Stadtverwaltung will Sitzmöglichkeiten neben dem Alten Kran schaffen

Dort, wo jetzt Absperrgitter neben dem Alten Kran stehen, stand die stattliche Weide. Hier will die Stadtverwaltung nun Sitzbänke aufstellen. Foto: Stadt LüneburgLüneburg, 13.07.2019 - Sie prägte das Bild des alten Lüneburger Hafens über viele Jahrzehnte ebenso wie der Alte Kran selbst, neben dem die stattliche Weide bis vor kurzem noch stand. Doch ein Riss im Stamm machte eine Fällung unausweichlich. Überlegungen, die Weide durch eine Neupflanzung zu ersetzen, kamen schnell auf, doch nun hat die Stadt andere Pläne. Sie will dort Sitzbänke aufstellen.

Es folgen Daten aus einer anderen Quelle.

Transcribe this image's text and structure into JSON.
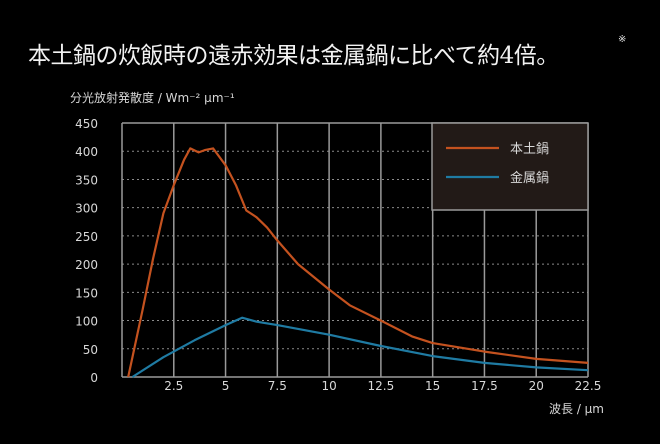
{
  "title": "本土鍋の炊飯時の遠赤効果は金属鍋に比べて約4倍。",
  "title_note": "※",
  "chart_data": {
    "type": "line",
    "title": "本土鍋の炊飯時の遠赤効果は金属鍋に比べて約4倍。",
    "ylabel": "分光放射発散度 / Wm⁻² μm⁻¹",
    "xlabel": "波長 / μm",
    "xlim": [
      0,
      22.5
    ],
    "ylim": [
      0,
      450
    ],
    "xticks": [
      2.5,
      5,
      7.5,
      10,
      12.5,
      15,
      17.5,
      20,
      22.5
    ],
    "xtick_labels": [
      "2.5",
      "5",
      "7.5",
      "10",
      "12.5",
      "15",
      "17.5",
      "20",
      "22.5"
    ],
    "yticks": [
      0,
      50,
      100,
      150,
      200,
      250,
      300,
      350,
      400,
      450
    ],
    "ytick_labels": [
      "0",
      "50",
      "100",
      "150",
      "200",
      "250",
      "300",
      "350",
      "400",
      "450"
    ],
    "grid": true,
    "legend": "top-right",
    "series": [
      {
        "name": "本土鍋",
        "color": "#c4521f",
        "x": [
          0.3,
          1,
          1.5,
          2,
          2.5,
          3,
          3.3,
          3.7,
          4,
          4.4,
          5,
          5.5,
          6,
          6.5,
          7,
          7.5,
          8.5,
          10,
          11,
          12.5,
          14,
          15,
          17.5,
          20,
          22.5
        ],
        "y": [
          0,
          120,
          210,
          290,
          340,
          385,
          405,
          398,
          402,
          405,
          375,
          340,
          295,
          283,
          265,
          242,
          200,
          155,
          127,
          100,
          72,
          60,
          45,
          32,
          25
        ]
      },
      {
        "name": "金属鍋",
        "color": "#1f7ba3",
        "x": [
          0.5,
          2,
          3.5,
          5,
          5.8,
          6.5,
          7.5,
          10,
          12.5,
          15,
          17.5,
          20,
          22.5
        ],
        "y": [
          0,
          35,
          65,
          92,
          105,
          98,
          92,
          75,
          55,
          37,
          25,
          17,
          12
        ]
      }
    ]
  }
}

"Wir haben hin und her überlegt, ob wir da wirklich wieder einen Baum pflanzen oder ob wir den Raum nicht anders nutzen sollten", sagt Uta Hesebeck, Leiterin des Bereichs Straßen- und Grünplanung bei der Hansestadt Lüneburg. Jetzt stehe die Entscheidung fest: "Wir wollen hier anstelle eines Ersatzbaumes Bänke aufstellen." Damit könne man die Aufenthaltsqualität im Wasserviertel an dieser Stelle erhöhen. Außerdem komme durch den neuen Freiraum der Alte Kran als Wahrzeichen viel besser zur Geltung. "Diese Rückmeldung haben wir auch von vielen Bürgern bekommen", sagt Hesebeck. Als Ergebnis einer Umfrage hat auch der Bürgerverein Lüneburg in seinem Bürgerbrief vom Juli 2019 den Wunsch von Bürgern benannt, Sitzbänke als Ersatz für den Baum am Alten Kran aufzustellen. 

Die bildprägende Weide, die über viele Jahre eine stolze Größe erreicht hatte, wäre ohnehin nicht ohne Weiteres zu ersetzen gewesen, sagt Oliver-Martin Freese, Leiter der Grünpflege bei der Abwasser, Grün & Lüneburger Service GmbH (AGL). "Die verbliebenen Bäume, zwei große Kastanien und eine weitere Weide, stehen dort ohnehin schon sehr eng, so dass der Konkurrenzdruck groß ist", erklärt Freese. Ein neuer Baum hätte es schwer gehabt, sich durchzusetzen. 

Gefällt werden musste die alte Weide, weil sie durch einen tiefen Riss einsturzgefährdet war. Ursächlich dafür waren ein Pilzbefall des Baumes sowie eine starke Neigung der Weide. "Als dann starker Wind dazu kam, hat der Baum irgendwann nicht mehr standgehalten", so Freese. Wie viele andere Lüneburger, trauert auch er um das Postkartenmotiv am Stint: "Der Baum gehörte lange Zeit zum Stadtbild dazu", sagt Freese, betont aber auch: "Zurückholen lässt sich das nicht." Aus gestalterischer Perspektive hält auch Freese eine Ersatzpflanzung nicht für sinnvoll: "Der neue freie Blick auf den Kran ist toll."

Die zwischenzeitlich aufgekommene Idee, das Holz der alten Weide für Erinnerungsstücke oder eine Bank zu verwerten, lässt sich Freese zufolge nicht realisieren. "Das Holz ist morsch und durch den Pilzbefall nicht mehr brauchbar." 

Geplant ist, den Bereich neben dem Kran in der kommenden Woche neu zu pflastern. Die Bänke werden zeitnah bestellt, allerdings könne die Lieferung einige Wochen dauern, sagt Uta Hesebeck. Die Stadt werde außerdem im Herbst an anderer Stelle in der Stadt eine Weide nachpflanzen, auch wenn die Baumschutzsatzung dies bei kranken Bäumen nicht vorschreibt.